C’est dans l’intimité de la Maison de Balzac que Louise Bourgeois a choisi d’exprimer pour une dernière fois son art : des œuvres dédiées à l’héroïne Eugénie Grandet.

Louise Bourgeois, artiste plasticienne majeure de la scène contemporaine décédée en mai dernier à New York, à l’âge de 98 ans avait exprimé le désir il y a deux ans de cela de présenter un travail réalisé en relation avec une héroïne notoire de Balzac : Eugénie Grandet. Ce travail de l’artiste franco-américaine trouve tout naturellement son espace d’exposition depuis hier à la Maison de Balzac .

Née en France en 1911, Louise Bourgeois vivait depuis 1938 à New York. Sa pratique de plasticienne systématiquement matinée d’une logique émotionnelle complexe s’est basée sur l’exploitation de thèmes récurrents : ses expériences de la vie. Elle s’était inventée une logique émotionnelle et artistique qui a traversé les différents courants sans perdre de sa singularité et en échappant de façon systématique à toute forme de classification.

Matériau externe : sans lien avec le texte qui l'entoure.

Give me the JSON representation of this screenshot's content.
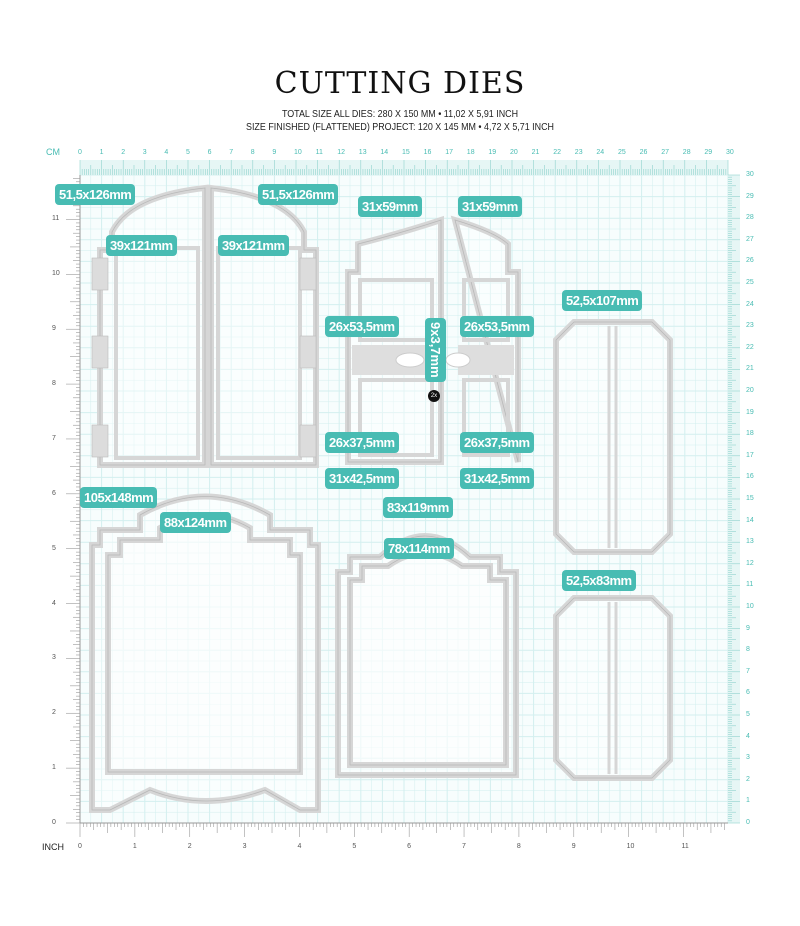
{
  "title": "CUTTING DIES",
  "subtitle_1": "TOTAL SIZE ALL DIES: 280 X 150 MM • 11,02 X 5,91 INCH",
  "subtitle_2": "SIZE FINISHED (FLATTENED) PROJECT: 120 X 145 MM • 4,72 X 5,71 INCH",
  "rulers": {
    "cm_label": "CM",
    "inch_label": "INCH",
    "cm_max": 30,
    "inch_max": 11
  },
  "colors": {
    "accent": "#48bcb3",
    "grid": "#d3efef",
    "die": "#d6d6d6"
  },
  "labels": {
    "l1": "51,5x126mm",
    "l2": "51,5x126mm",
    "l3": "31x59mm",
    "l4": "31x59mm",
    "l5": "39x121mm",
    "l6": "39x121mm",
    "l7": "52,5x107mm",
    "l8": "26x53,5mm",
    "l9": "26x53,5mm",
    "l10": "9x3,7mm",
    "l11": "26x37,5mm",
    "l12": "26x37,5mm",
    "l13": "31x42,5mm",
    "l14": "31x42,5mm",
    "l15": "105x148mm",
    "l16": "83x119mm",
    "l17": "88x124mm",
    "l18": "78x114mm",
    "l19": "52,5x83mm",
    "badge": "2x"
  }
}
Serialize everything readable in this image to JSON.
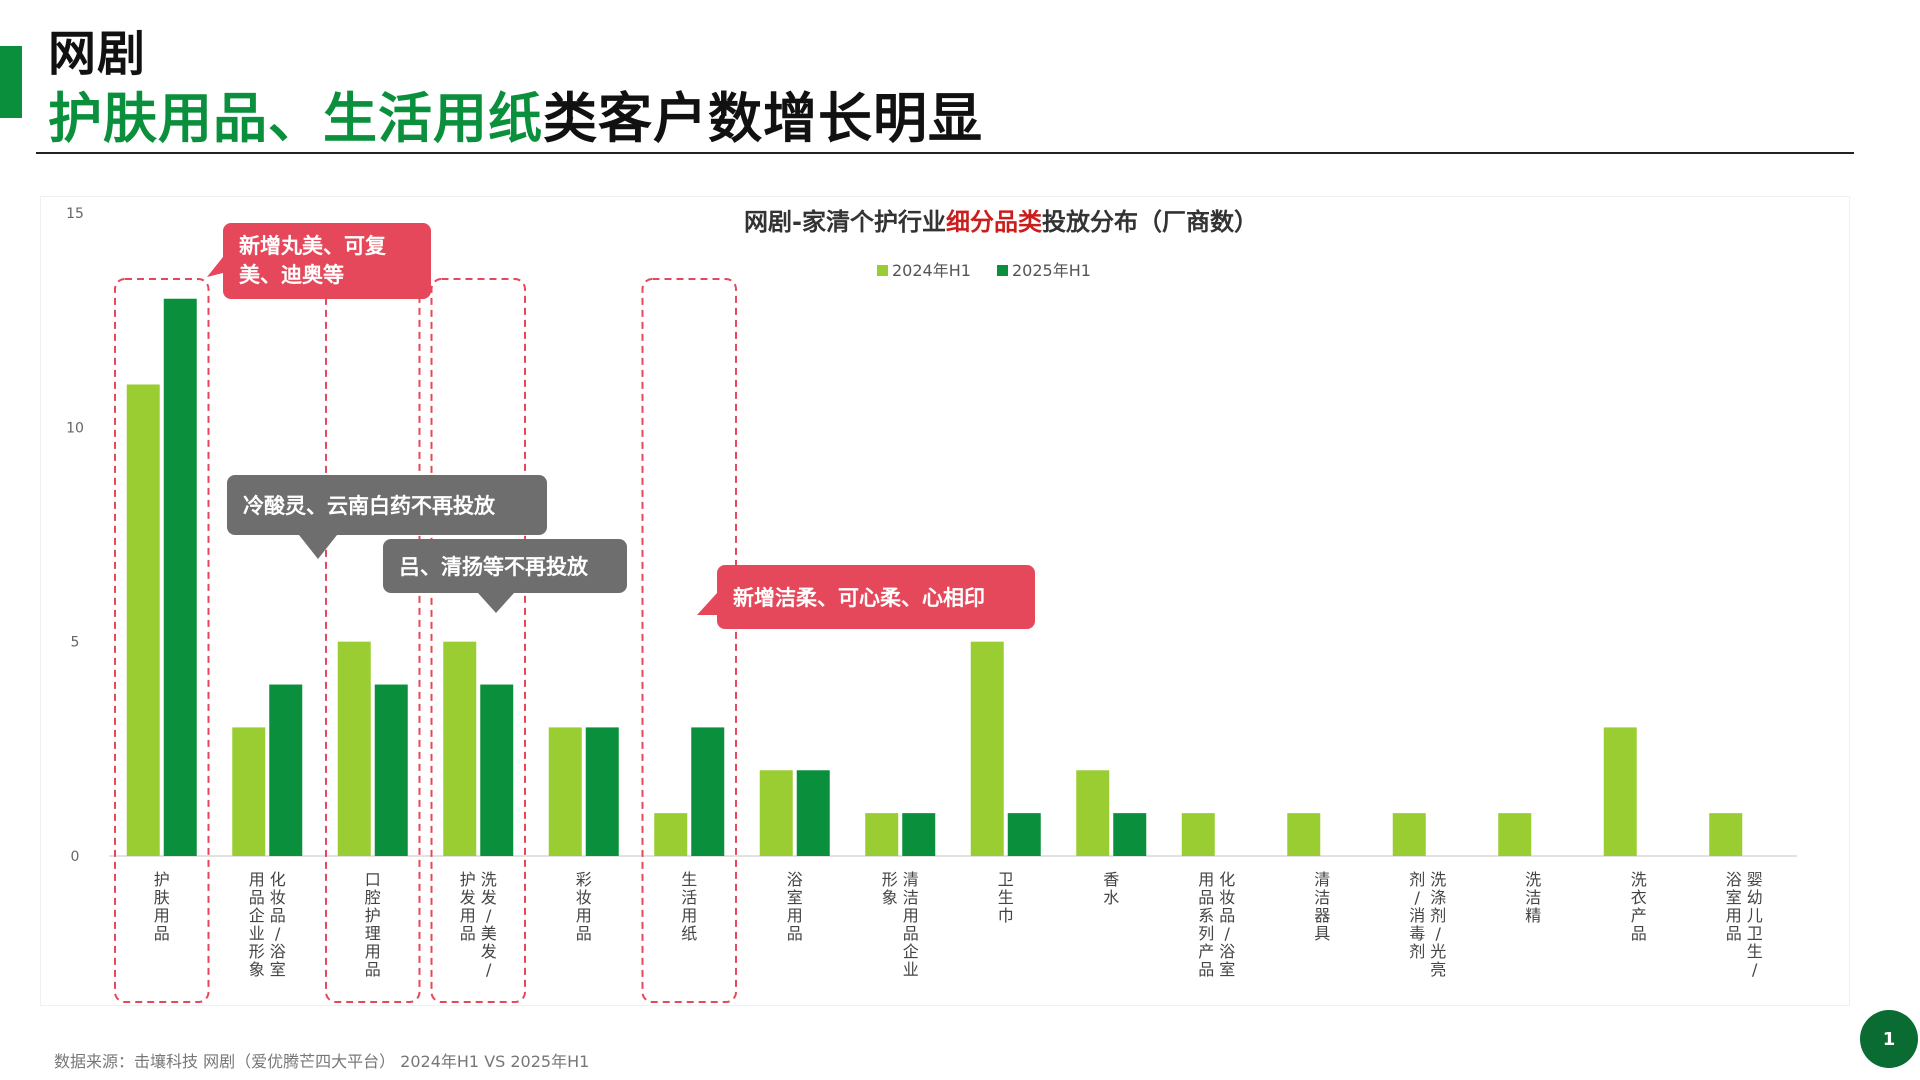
{
  "page": {
    "title_line1": "网剧",
    "title_line2_highlight": "护肤用品、生活用纸",
    "title_line2_rest": "类客户数增长明显",
    "footnote": "数据来源：击壤科技 网剧（爱优腾芒四大平台） 2024年H1 VS 2025年H1",
    "page_number": "1",
    "colors": {
      "brand_green": "#0a8f3c",
      "light_green": "#9acd32",
      "dark_green": "#0a8f3c",
      "callout_red": "#e5485a",
      "callout_gray": "#6e6e6e",
      "title_red": "#cc1d1d"
    }
  },
  "chart_data": {
    "type": "bar",
    "title_prefix": "网剧-家清个护行业",
    "title_highlight": "细分品类",
    "title_suffix": "投放分布（厂商数）",
    "categories": [
      "护肤用品",
      "化妆品/浴室用品企业形象",
      "口腔护理用品",
      "洗发/美发/护发用品",
      "彩妆用品",
      "生活用纸",
      "浴室用品",
      "清洁用品企业形象",
      "卫生巾",
      "香水",
      "化妆品/浴室用品系列产品",
      "清洁器具",
      "洗涤剂/光亮剂/消毒剂",
      "洗洁精",
      "洗衣产品",
      "婴幼儿卫生/浴室用品"
    ],
    "series": [
      {
        "name": "2024年H1",
        "color": "#9acd32",
        "values": [
          11,
          3,
          5,
          5,
          3,
          1,
          2,
          1,
          5,
          2,
          1,
          1,
          1,
          1,
          3,
          1
        ]
      },
      {
        "name": "2025年H1",
        "color": "#0a8f3c",
        "values": [
          13,
          4,
          4,
          4,
          3,
          3,
          2,
          1,
          1,
          1,
          0,
          0,
          0,
          0,
          0,
          0
        ]
      }
    ],
    "ylim": [
      0,
      15
    ],
    "yticks": [
      0,
      5,
      10,
      15
    ],
    "legend_position": "top-center",
    "grid": false,
    "highlighted_categories": [
      0,
      2,
      3,
      5
    ],
    "annotations": [
      {
        "text": "新增丸美、可复美、迪奥等",
        "style": "red",
        "target_category": 0
      },
      {
        "text": "冷酸灵、云南白药不再投放",
        "style": "gray",
        "target_category": 2
      },
      {
        "text": "吕、清扬等不再投放",
        "style": "gray",
        "target_category": 3
      },
      {
        "text": "新增洁柔、可心柔、心相印",
        "style": "red",
        "target_category": 5
      }
    ]
  }
}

Une œuvre autobiographique réalisée à partir de matériaux et d’éléments divers : des supports de propos lourds de sens, ses peintures, dessins, gravures, objets et sculptures-installations monumentales ne traitent que d’intime. Soucieuse de la condition féminine, autre thème qui se retrouve tout au long de son œuvre, Louise Bourgeois, se refusait au titre de « féministe » mais préférait admettre « s’occuper du féminin ».  Influente et reconnue, elle a su imposer une œuvre riche et polymorphe, les souvenirs d’enfance, l’humain, les relations amoureuses et sexuelles, la famille ont été source d’un art du « trauma » dans lequel souffrance et démons sont transformés et transcendés pour devenir « garantie de santé mentale ».

Je n’ai jamais fait de mal à une mouche. En fait, j’essaie de tout réparer. [...] Le but de ces pièces est d’exprimer des émotions. [...] Mes émotions sont mes démons.

C’est à partir des années 70 qu’elle connaîtra la notoriété avec des œuvres de plus en plus violentes « qui parlent souvent de meurtre ». C’est ainsi qu’elle va intégrer ses célèbres représentations du père : le phallus ( « fillette » ) et  de la mère ( « l’araignée ») :

Araignée • Louise Bourgeois

En 1982, à l’âge de 71 ans, elle deviendra la première femme à être honorée d’une rétrospective au MOMA, le Museum of Modern Arts de New York. S’en suivront en 1995 puis 2008 deux rétrospectives de son œuvre au Centre Georges Pompidou.

L’artiste se livre une dernière fois…

Aujourd’hui et seulement quelques mois après la disparition de l’artiste, la Maison de Balzac devient le théâtre d’une rencontre entre deux femmes dont les histoires et le parcours sont intimement liées.

Le roman de Balzac : Eugénie Grandet, favorablement accueilli par le public dès sa publication en 1833 traite de sujets chers à Louise Bourgeois (famille, douleur et solitude) et met en scène une héroïne dont l’épanouissement est systématiquement compromis : « celle à qui l’on ne donna jamais la chance de grandir » -selon les dires de l’artiste.

Louise Bourgeois, Eugénie Grandet

Louise Bourgeois, Eugénie Grandet, 2009 Courtesy Cheim & Read, Hauser & Wirth and Galerie Karsten Greve © Adagp, Paris 2010 Photo: Christopher Burke

Eugénie Grandet devient tout naturellement un personnage source d’ « identification récurrente ».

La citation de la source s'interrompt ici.